As Michael had left India so hurriedly, he had not arranged for anyone to meet him at the Port.
After the short journey from Tilbury to Central London, he took a train to Oxford and engaged a Post chaise to take him out to Rayburne Castle.
He paid for the best chaise available, which was drawn by two strong horses
He arrived at The Castle in under an hour, which he considered very good timing.
He thought as he entered the drive that the lodges appeared to be empty, which surprised him.
And the drive itself seemed rough and uncared for.
When he then saw The Castle, it seemed for a moment, in the sunshine, to look as it had always done, outstandingly beautiful and silhouetted against the fir trees behind it.
It had been a Castle since the thirteenth century, but each generation of Rayburnes had added to it and in their own way improved it.
Finally in the eighteenth century the tenth Earl had the whole façade altered.
The original Castle stood at one end of it and the rest of the building, which by now was very symmetrical, was given a new façade.
It made it not only even more beautiful but far more impressive.
The renovation was all designed by the Adam Brothers, who were known as the greatest architects of their time.
Now, with the sunshine glittering on the windows, the young Earl felt his pride swelling up within him.
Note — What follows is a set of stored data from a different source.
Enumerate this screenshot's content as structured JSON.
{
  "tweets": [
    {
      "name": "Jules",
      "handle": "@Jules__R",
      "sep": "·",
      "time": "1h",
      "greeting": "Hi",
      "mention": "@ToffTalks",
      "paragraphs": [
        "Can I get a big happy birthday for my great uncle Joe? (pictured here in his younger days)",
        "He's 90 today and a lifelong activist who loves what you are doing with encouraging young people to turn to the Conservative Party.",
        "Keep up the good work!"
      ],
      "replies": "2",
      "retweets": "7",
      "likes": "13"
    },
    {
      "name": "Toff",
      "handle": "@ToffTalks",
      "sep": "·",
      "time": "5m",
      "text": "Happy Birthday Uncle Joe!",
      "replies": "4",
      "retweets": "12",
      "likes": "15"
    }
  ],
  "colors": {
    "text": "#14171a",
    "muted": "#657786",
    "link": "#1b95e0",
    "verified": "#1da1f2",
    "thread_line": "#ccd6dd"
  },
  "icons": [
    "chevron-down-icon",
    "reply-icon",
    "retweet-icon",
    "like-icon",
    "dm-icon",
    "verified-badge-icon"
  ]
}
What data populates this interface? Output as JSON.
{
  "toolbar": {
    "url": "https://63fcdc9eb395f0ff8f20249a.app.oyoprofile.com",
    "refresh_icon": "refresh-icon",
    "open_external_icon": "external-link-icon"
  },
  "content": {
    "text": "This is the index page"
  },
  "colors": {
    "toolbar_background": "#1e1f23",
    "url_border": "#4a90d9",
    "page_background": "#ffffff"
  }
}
Not even in India had he seen a Palace more impressive or in more exquisite taste than his own home.
The Post chaise carried him over the bridge that spanned the lake and into the courtyard beside the front door.
Eagerly the Earl jumped out to pay the driver and gave him a generous tip.
As he did so, he was astonished to see that moss was growing on the steps leading up to the front door.
Several of the windows on the front of The Castle were cracked and broken.
The door was open and, as the Post chaise drove away, the Earl walked into the hall.
It was then that he stood still as if he was shocked into immobility.
The hall, which he remembered as being particularly fine, was now dirty and undusted.
There were ashes in the huge fireplace and an atmosphere of neglect, which he thought must be part of his imagination.
There appeared to be no one about and he well remembered that there were always two liveried footmen on duty in the hall and the butler was always within call.